Understanding Family Violence

In Aotearoa, family violence is more than just “physical hits.” It is a pattern of behavior used to dominate another person. Under the Family Violence Act 2018, New Zealand law recognizes that psychological, emotional, and financial abuse are just as damaging as physical violence.

Here is a comprehensive breakdown of what constitutes abuse and the specific legal protections available to you.


1. The Different Faces of Abuse

Abusers often rotate through different tactics to keep you off balance.
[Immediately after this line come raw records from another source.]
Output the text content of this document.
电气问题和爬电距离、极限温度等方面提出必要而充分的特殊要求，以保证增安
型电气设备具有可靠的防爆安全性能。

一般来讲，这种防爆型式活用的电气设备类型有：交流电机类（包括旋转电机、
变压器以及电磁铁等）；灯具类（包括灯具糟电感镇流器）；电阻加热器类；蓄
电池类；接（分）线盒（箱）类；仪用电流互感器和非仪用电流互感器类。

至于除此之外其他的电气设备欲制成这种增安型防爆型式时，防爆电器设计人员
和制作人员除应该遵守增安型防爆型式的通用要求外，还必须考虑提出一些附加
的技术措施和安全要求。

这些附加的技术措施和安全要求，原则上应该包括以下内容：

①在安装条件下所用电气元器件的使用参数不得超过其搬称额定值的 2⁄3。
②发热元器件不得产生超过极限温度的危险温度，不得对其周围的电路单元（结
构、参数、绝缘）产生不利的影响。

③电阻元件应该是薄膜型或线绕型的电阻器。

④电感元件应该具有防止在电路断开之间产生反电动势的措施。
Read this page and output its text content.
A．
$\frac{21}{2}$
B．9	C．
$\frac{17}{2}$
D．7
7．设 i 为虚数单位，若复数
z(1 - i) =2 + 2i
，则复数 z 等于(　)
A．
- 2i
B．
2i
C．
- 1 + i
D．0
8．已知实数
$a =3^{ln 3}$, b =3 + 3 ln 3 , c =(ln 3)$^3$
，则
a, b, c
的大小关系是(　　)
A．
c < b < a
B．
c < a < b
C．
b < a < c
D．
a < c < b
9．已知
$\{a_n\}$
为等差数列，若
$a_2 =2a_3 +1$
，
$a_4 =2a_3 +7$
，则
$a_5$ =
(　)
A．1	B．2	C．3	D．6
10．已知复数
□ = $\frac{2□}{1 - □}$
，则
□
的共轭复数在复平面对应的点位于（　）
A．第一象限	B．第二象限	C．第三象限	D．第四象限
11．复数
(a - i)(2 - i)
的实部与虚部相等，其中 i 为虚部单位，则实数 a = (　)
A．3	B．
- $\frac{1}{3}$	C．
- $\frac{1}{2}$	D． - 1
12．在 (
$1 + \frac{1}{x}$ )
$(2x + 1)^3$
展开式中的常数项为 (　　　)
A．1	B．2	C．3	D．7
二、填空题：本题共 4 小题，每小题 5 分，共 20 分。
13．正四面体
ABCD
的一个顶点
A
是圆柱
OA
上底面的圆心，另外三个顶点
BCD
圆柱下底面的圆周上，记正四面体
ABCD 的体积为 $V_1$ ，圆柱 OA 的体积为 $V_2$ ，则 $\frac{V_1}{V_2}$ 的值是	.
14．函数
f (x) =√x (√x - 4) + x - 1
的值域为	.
Type of AbuseWhat it looks like in NZ
PhysicalHitting, pushing, hair-pulling, or non-fatal strangulation (choking). Note: Strangulation is a high-risk indicator and a specific crime in NZ.
PsychologicalGaslighting, constant criticism, threats to hurt themselves or you, or “standing over” you to intimidate you.
FinancialControlling your bank accounts, preventing you from working, or taking out loans/debt in your name (coerced debt).
SexualPressuring you into sexual acts you don’t want, even if you are married or in a long-term relationship.
Coercive ControlA “micro-regulation” of your life: telling you what to wear, who you can see, and tracking your phone/location.

2. The Legal Definition of “Family Violence”

In NZ, family violence isn’t just between partners. It includes:

  • Whānau members (parents, siblings, in-laws).
  • Flatmates or people you live with in a domestic relationship.
  • Carers (if you have a disability and someone is using that power to mistreat you).

3. Key NZ Legal Protections

If you are experiencing abuse, the law provides two main tools to stop it:

  • Police Safety Order (PSO): Issued by Police on the spot. It forces the abuser to leave for up to 10 days. No court application is needed from you.
  • Protection Order: A long-term order from the Family Court. It makes it a criminal offense for the abuser to contact you or come near you. If you have a Protection Order, it is a crime for them to even send you a “friendly” text.

4. Understanding the “Cycle of Violence”

Abuse in New Zealand homes often moves in a circle. Recognizing where you are in this cycle can help you predict when it is time to leave.

  1. Tension Building: The “eggshells” phase. Small incidents, silence, or moodiness.
  2. The Incident: The explosion of abuse (physical, verbal, or emotional).
  3. The “Honeymoon” / Reconciliation: They apologize, buy gifts, or promise to go to counseling. They may blame you (“I only did it because you…”).
  4. The Calm: Things feel “normal” for a while, but the underlying power dynamic hasn’t changed. The cycle always restarts.

5. Children and “Psychological Abuse”

In New Zealand, the law is very clear: If a child sees or hears family violence, that child is being psychologically abused. You do not have to “fail” as a parent for Oranga Tamariki to become involved; often, they are involved to support the non-violent parent in creating a safe environment.

  • Having a Protection Order usually automatically includes your children, meaning the abuser cannot contact them either.

6. Where the Power Lies

Abuse is never about the victim’s behavior; it is about the abuser’s need for control. In NZ, we have a strong network of advocates (Women’s Refuge, Shine, Shakti) who understand that leaving is the most dangerous time. They are there to help you reclaim your mana and your safety.

Important: If you are on a Partnership Visa and the abuser is threatening to have you deported if you report them, there is a special Victims of Family Violence Visa in New Zealand that allows you to stay independently of your abuser.